Les contrats à terme sur le Brent sont tombés sous les 100 $ le baril ce jeudi 7 mai, alors que les rapports faisant état d'un accord de paix imminent entre les États-Unis et l'Iran ont fait naître l'espoir d'une fin du conflit de deux mois et d'une réouverture du détroit stratégique d'Ormuz. Les contrats à terme sur le WTI ont également baissé suite à ces développements positifs.
« C'est acté, point final », a déclaré Jeff Currie, stratège en chef d'Energy Pathways chez Carlyle, à propos des pénuries de carburant à venir, lors d'un entretien avec Bloomberg mercredi. « Il faudra tellement de temps pour relancer tout cela que ces stocks continueront de diminuer. »
L'optimisme du marché fait suite à un rapport d'Axios selon lequel la Maison-Blanche est proche d'un accord sur un mémorandum d'une page pour mettre fin à la guerre. Cependant, les experts en énergie avertissent que l'épuisement des réserves et les obstacles logistiques signifient que les pénuries de carburant et les prix élevés persisteront pendant des mois, même si un accord est signé. HFI Research, une société de recherche en investissement axée sur l'énergie, a prédit que les États-Unis pourraient être à court de stocks de produits bruts de « tampon » d'ici deux semaines.
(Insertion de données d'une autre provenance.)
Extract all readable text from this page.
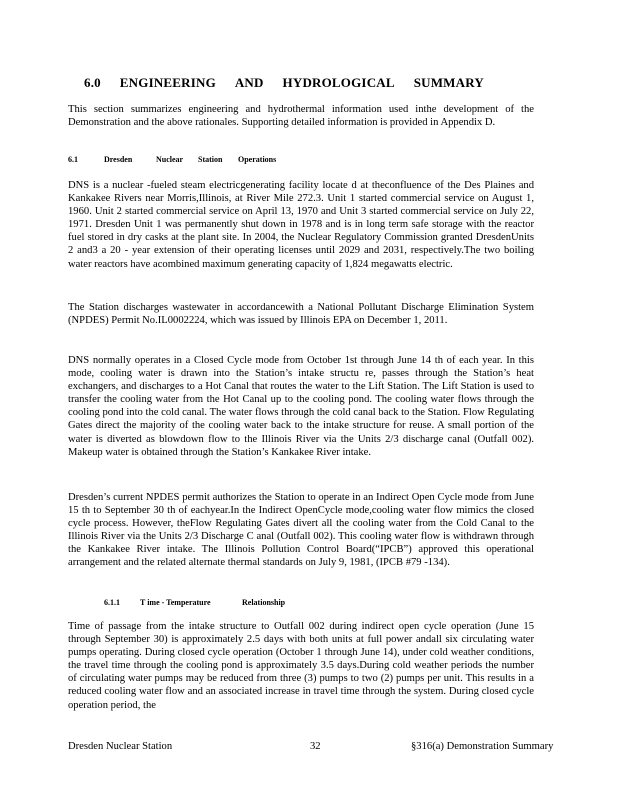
6.0 ENGINEERING AND HYDROLOGICAL SUMMARY

This section summarizes engineering and hydrothermal information used inthe development of the Demonstration and the above rationales. Supporting detailed information is provided in Appendix D.

6.1	Dresden	Nuclear	Station	Operations

DNS is a nuclear -fueled steam electricgenerating facility locate d at theconfluence of the Des Plaines and Kankakee Rivers near Morris,Illinois, at River Mile 272.3. Unit 1 started commercial service on August 1, 1960. Unit 2 started commercial service on April 13, 1970 and Unit 3 started commercial service on July 22, 1971. Dresden Unit 1 was permanently shut down in 1978 and is in long term safe storage with the reactor fuel stored in dry casks at the plant site. In 2004, the Nuclear Regulatory Commission granted DresdenUnits 2 and3 a 20 - year extension of their operating licenses until 2029 and 2031, respectively.The two boiling water reactors have acombined maximum generating capacity of 1,824 megawatts electric.

The Station discharges wastewater in accordancewith a National Pollutant Discharge Elimination System (NPDES) Permit No.IL0002224, which was issued by Illinois EPA on December 1, 2011.

DNS normally operates in a Closed Cycle mode from October 1st through June 14 th of each year. In this mode, cooling water is drawn into the Station’s intake structu re, passes through the Station’s heat exchangers, and discharges to a Hot Canal that routes the water to the Lift Station. The Lift Station is used to transfer the cooling water from the Hot Canal up to the cooling pond. The cooling water flows through the cooling pond into the cold canal. The water flows through the cold canal back to the Station. Flow Regulating Gates direct the majority of the cooling water back to the intake structure for reuse. A small portion of the water is diverted as blowdown flow to the Illinois River via the Units 2/3 discharge canal (Outfall 002). Makeup water is obtained through the Station’s Kankakee River intake.

Dresden’s current NPDES permit authorizes the Station to operate in an Indirect Open Cycle mode from June 15 th to September 30 th of eachyear.In the Indirect OpenCycle mode,cooling water flow mimics the closed cycle process. However, theFlow Regulating Gates divert all the cooling water from the Cold Canal to the Illinois River via the Units 2/3 Discharge C anal (Outfall 002). This cooling water flow is withdrawn through the Kankakee River intake. The Illinois Pollution Control Board(“IPCB”) approved this operational arrangement and the related alternate thermal standards on July 9, 1981, (IPCB #79 -134).

6.1.1	T ime - Temperature	Relationship

Time of passage from the intake structure to Outfall 002 during indirect open cycle operation (June 15 through September 30) is approximately 2.5 days with both units at full power andall six circulating water pumps operating. During closed cycle operation (October 1 through June 14), under cold weather conditions, the travel time through the cooling pond is approximately 3.5 days.During cold weather periods the number of circulating water pumps may be reduced from three (3) pumps to two (2) pumps per unit. This results in a reduced cooling water flow and an associated increase in travel time through the system. During closed cycle operation period, the

Dresden Nuclear Station	32	§316(a) Demonstration Summary
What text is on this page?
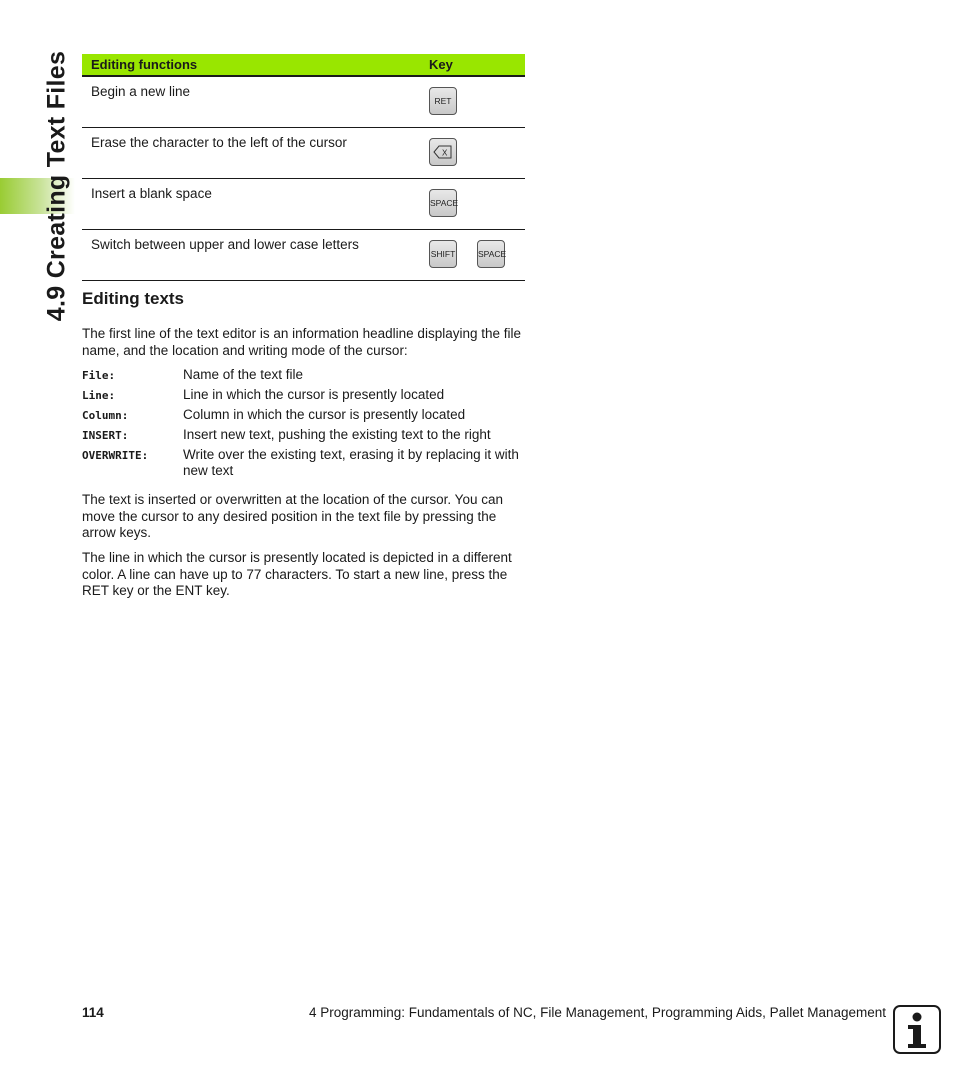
4.9 Creating Text Files Editing functions	Key
Begin a new line	RET
Erase the character to the left of the cursor	X

Insert a blank space	SPACE
Switch between upper and lower case letters	SHIFT SPACE
Editing texts

The first line of the text editor is an information headline displaying the file name, and the location and writing mode of the cursor:

File:	Name of the text file
Line:	Line in which the cursor is presently located
Column:	Column in which the cursor is presently located
INSERT:	Insert new text, pushing the existing text to the right
OVERWRITE:	Write over the existing text, erasing it by replacing it with new text

The text is inserted or overwritten at the location of the cursor. You can move the cursor to any desired position in the text file by pressing the arrow keys.

The line in which the cursor is presently located is depicted in a different color. A line can have up to 77 characters. To start a new line, press the RET key or the ENT key.

114	4 Programming: Fundamentals of NC, File Management, Programming Aids, Pallet Management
Les prix du pétrole se sont négociés pour la dernière fois près de 100 $ après avoir chuté d'un sommet de quatre ans de 126 $ le baril la semaine dernière. Bien qu'un accord puisse débloquer l'offre iranienne, les analystes de HFI Research estiment que les prix pourraient dépasser leur pic de 2008 pour atteindre plus de 150 $ le baril, sous l'effet d'un « effet d'entraînement » d'achats de panique et de stocks épuisés.
La perspective d'un accord de paix intervient alors que le président américain Donald Trump a menacé l'Iran de bombardements « d'un niveau et d'une intensité bien plus élevés » s'il n'acceptait pas un accord. Dans un message sur les réseaux sociaux, Trump a déclaré que la guerre pourrait bientôt se terminer, mais que cela dépendait de l'acceptation par l'Iran de l'accord rapporté, qu'il n'a pas détaillé. Un porte-parole du ministère iranien des Affaires étrangères a déclaré que Téhéran examinait la dernière proposition américaine après avoir rejeté les versions précédentes.
Malgré les initiatives diplomatiques, le marché physique du pétrole reste gravement perturbé. La fermeture du détroit d'Ormuz a bloqué des centaines de navires marchands dans le golfe Persique. Hapag-Lloyd, une importante compagnie maritime, a déclaré que la fermeture lui coûtait environ 60 millions de dollars par semaine. Les analystes préviennent qu'il pourrait falloir au moins trois mois pour que les transporteurs et les assureurs retrouvent la confiance nécessaire pour transiter par le détroit, même après un cessez-le-feu.
Ce retard signifie que de graves pénuries de carburant sont probablement inévitables. Currie a estimé que les réserves de pétrole européennes atteindront le « fond de cuve » en mai, tandis que les États-Unis seront probablement à court de réserves d'ici le 4 juillet. Le carburant aviation et le diesel devraient être les premiers produits à connaître des pénuries, un développement qui aurait des conséquences inflationnistes significatives.
« Les ménages qui paient plus cher pour les billets d'avion, l'essence ou les biens livrés ont moins de revenus à dépenser ailleurs », a déclaré Christopher Hodge, économiste en chef pour les États-Unis chez Natixis CIB Americas, à Business Insider. L'impact se répercuterait sur les catégories de dépenses discrétionnaires comme les restaurants et le commerce de détail.
Le resserrement de l'offre a entraîné des bénéfices massifs pour certaines sociétés énergétiques. Shell a fait état d'un bénéfice sous-jacent de 6,92 milliards de dollars, soit plus du double du trimestre précédent, grâce au coût plus élevé du brut. Ces résultats ont alimenté les appels des militants en faveur d'une taxe plus forte sur les bénéfices exceptionnels des entreprises énergétiques.